Windows 11 brought VBS into the spotlight by enabling it by default, alongside TPM 2.0, to enhance system security. VBS, or Virtualization-based Security, indeed utilizes the Windows Hyper-V hypervisor to establish isolated environments known as Virtual Trust Levels (VTLs).
VTL1, or Virtual Trust Level 1, is a privileged environment within the OS hierarchy, designed to protect critical system components from unauthorized access.
The latest innovation, VBS Enclaves, builds on this foundation by introducing a Trust Execution Environment (TEE) within the VTL1 space. Essentially, VBS Enclaves are Dynamic Link Library (DLL) files that Windows applications can use to isolate and protect sensitive operations and data in memory. This isolation is crucial for securing secrets and sensitive functions, ensuring they are shielded from less trusted environments like VTL0, the traditional Windows operating environment.
Here’s a simplified breakdown:
- Virtual Trust Levels (VTLs): VTL1 is a higher-privilege level created by VBS using Hyper-V, establishing a secure root of trust within the OS.
- VBS Enclaves: These are DLLs loaded by applications to create isolated, secure environments within VTL1. They safeguard sensitive operations and data from unauthorized access or tampering.

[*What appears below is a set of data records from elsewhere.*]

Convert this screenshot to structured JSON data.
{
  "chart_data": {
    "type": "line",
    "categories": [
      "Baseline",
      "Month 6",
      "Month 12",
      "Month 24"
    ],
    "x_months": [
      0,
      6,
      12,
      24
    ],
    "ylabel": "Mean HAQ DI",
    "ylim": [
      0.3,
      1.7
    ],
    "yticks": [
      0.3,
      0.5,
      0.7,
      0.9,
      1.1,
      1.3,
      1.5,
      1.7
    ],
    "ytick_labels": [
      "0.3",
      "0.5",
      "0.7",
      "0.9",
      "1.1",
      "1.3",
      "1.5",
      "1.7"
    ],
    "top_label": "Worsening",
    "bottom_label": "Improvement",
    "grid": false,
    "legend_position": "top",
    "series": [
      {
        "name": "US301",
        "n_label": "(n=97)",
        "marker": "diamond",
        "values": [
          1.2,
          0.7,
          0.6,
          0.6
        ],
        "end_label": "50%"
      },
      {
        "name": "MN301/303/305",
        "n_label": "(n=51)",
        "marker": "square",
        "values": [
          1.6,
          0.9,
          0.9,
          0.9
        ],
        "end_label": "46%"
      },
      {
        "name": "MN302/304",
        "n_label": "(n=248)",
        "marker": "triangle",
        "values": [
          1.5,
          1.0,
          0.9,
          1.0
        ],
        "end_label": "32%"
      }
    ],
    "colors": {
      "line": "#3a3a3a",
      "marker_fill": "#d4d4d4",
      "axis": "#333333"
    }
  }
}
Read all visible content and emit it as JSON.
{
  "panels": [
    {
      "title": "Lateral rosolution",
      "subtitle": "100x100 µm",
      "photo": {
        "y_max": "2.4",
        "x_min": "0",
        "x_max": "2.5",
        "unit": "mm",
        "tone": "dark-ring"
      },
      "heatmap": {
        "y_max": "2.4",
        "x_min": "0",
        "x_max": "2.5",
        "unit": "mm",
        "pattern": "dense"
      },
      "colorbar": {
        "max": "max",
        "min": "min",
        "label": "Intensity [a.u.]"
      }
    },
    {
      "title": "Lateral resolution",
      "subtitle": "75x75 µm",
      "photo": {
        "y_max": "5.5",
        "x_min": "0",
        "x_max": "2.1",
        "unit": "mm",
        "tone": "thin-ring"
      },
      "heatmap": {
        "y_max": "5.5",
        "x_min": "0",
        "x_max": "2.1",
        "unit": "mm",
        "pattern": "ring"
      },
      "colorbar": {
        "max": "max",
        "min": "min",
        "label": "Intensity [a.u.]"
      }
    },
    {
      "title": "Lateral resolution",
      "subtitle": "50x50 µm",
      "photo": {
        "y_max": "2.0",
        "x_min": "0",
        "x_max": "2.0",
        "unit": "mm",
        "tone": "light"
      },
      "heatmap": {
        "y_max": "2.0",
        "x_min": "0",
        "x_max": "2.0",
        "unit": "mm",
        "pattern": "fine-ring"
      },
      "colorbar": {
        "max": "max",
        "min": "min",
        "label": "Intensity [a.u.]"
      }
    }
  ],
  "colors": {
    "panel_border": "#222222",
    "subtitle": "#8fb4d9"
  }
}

- Security Benefits: By leveraging VTL1, VBS Enclaves ensure that critical application components operate in a protected environment, inaccessible to less trusted parts of the system (VTL0).
This advancement underscores Microsoft’s commitment to bolstering Windows security, particularly in protecting against sophisticated attacks that target sensitive data and operations. VBS Enclaves represent a significant step forward in ensuring that third-party applications can securely handle sensitive information, thereby enhancing overall system security in Windows 11.